Michaels: One hundred percent. I am extremely grateful to the fans, to family, to my friends. I'm one of those guys that I'm thankful. I love that I get to do this, and I'm thankful that I get to do this and thankful I get to do it for so long. And this is where I've been fortunate.
The music is my main love, and then you look at the reality TV shows, and then there's being able to take creative energy and make it into something. I excel at bridging the gap because lots and lots of people have great ideas. Where the wall comes up is how do you make them become an actuality? And that's where my strength is. I just find a way to get it done. And nine times out of 10 it's never going to be exactly like you dreamed it would be, but sometimes, a lot of times, it's even better.
MT: You've been performing for more than 35 years. How do you keep things fresh, especially when it comes to a song like "Every Rose Has Its Thorn"?
Michaels: Music is always meant to evolve. It's what keeps me interested in music. But where it doesn't change, for me, I still pick up the acoustic guitar. I still pick up a pen and a piece of paper and sit at the piano and write the lyrics. You hope that the song hits and catches and you still have to be grounded enough to know that you got to sit down and learn your instrument and then be able to marry the music with the lyrics.
As you're playing a song like "Every Rose Has Its Thorn," it evolves into so many different phases of your life, but to still look out there and watch people singing that song, the arenas lit up, the venues lit up, people are singing along like one big awesome karaoke, everyone's got their hands in the air, that — that never gets old.
MT: Please grace us with your favorite moment from Rock of Love.
Michaels: I want to start with this — by thanking the girls. They were the rock stars of Rock of Love. Their craziness and fun made the show incredible. And, you know, remember, I was living in this and we did this for months at a time. We were literally living it and going through it for real, for real.

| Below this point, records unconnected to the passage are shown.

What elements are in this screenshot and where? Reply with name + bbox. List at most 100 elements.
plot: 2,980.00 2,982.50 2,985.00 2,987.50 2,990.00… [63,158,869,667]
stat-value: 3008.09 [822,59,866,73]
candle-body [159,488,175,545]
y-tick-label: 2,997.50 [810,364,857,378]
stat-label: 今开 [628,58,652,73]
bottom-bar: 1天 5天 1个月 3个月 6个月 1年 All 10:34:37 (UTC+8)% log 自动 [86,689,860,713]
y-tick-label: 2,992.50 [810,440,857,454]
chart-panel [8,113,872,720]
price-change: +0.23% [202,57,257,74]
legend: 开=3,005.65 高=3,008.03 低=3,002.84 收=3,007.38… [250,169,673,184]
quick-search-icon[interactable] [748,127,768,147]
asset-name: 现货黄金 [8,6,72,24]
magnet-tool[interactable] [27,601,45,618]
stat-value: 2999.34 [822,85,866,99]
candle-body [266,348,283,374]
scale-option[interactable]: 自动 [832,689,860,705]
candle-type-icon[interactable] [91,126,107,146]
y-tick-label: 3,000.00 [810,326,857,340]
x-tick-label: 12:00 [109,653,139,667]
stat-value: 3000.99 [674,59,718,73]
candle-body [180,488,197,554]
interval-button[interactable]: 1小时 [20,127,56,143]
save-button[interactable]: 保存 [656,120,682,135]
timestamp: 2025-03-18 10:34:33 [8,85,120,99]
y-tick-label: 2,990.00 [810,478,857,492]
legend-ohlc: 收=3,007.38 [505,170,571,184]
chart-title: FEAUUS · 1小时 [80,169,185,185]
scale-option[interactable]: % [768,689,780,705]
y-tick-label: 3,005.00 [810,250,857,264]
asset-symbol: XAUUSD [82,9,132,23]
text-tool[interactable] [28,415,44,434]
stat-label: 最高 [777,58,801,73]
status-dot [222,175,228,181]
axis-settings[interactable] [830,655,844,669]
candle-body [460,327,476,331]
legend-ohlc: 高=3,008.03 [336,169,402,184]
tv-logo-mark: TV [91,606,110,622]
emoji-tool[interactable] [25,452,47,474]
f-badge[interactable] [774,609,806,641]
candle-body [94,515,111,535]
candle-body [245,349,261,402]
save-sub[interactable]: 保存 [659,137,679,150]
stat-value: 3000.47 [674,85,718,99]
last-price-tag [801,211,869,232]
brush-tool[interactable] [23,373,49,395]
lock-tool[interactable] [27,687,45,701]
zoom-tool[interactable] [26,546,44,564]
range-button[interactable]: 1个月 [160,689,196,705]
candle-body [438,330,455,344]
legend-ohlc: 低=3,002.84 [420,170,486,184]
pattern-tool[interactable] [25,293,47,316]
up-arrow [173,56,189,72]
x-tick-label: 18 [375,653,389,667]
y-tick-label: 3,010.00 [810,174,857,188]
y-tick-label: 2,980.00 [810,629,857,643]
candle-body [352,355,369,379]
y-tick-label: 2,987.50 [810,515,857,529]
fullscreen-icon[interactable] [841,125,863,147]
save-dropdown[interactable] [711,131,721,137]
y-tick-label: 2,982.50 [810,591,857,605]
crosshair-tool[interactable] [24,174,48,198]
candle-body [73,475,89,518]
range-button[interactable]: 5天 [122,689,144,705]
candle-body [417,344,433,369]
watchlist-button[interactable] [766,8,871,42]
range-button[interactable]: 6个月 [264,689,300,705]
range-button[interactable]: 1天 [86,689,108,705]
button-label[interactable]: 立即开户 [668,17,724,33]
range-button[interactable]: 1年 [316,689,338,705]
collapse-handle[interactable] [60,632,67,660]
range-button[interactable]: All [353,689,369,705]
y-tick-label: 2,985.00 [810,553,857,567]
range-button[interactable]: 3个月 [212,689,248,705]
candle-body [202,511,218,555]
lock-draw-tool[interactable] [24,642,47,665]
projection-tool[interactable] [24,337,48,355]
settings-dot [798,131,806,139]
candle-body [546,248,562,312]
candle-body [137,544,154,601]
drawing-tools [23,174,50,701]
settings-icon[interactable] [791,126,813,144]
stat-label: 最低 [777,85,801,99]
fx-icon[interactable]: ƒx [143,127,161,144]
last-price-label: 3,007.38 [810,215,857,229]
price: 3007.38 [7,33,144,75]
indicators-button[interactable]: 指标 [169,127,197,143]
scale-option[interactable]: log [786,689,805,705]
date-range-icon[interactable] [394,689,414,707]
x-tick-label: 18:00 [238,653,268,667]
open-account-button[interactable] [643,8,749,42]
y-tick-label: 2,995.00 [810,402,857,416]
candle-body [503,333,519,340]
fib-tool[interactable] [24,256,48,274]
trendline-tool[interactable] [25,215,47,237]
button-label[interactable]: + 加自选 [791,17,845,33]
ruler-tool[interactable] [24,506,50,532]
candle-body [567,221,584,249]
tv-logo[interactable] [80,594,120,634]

You know when you bond, you bond over doing something together? For me, probably because I'm such a motorcycle fanatic, I think going out and teaching the girls all how to ride dirt bikes and only one of them knew how to ride, and then whoever got to win the race got to go on the date. That was probably one of my best experiences, or the football experience.
Let me just say this — the lingerie mud football. That with the motorcross stuff, that's what was awesome. I got to combine dating, adult beverages, and some kind of sporting activity and mud. That's an amazing day.
Bret Michaels will perform at 8 p.m. on Wednesday, Dec. 26 at Soundboard; 2901 Grand River Ave., Detroit; 313-309-4614; soundboarddetriot.com; Tickets start at $42.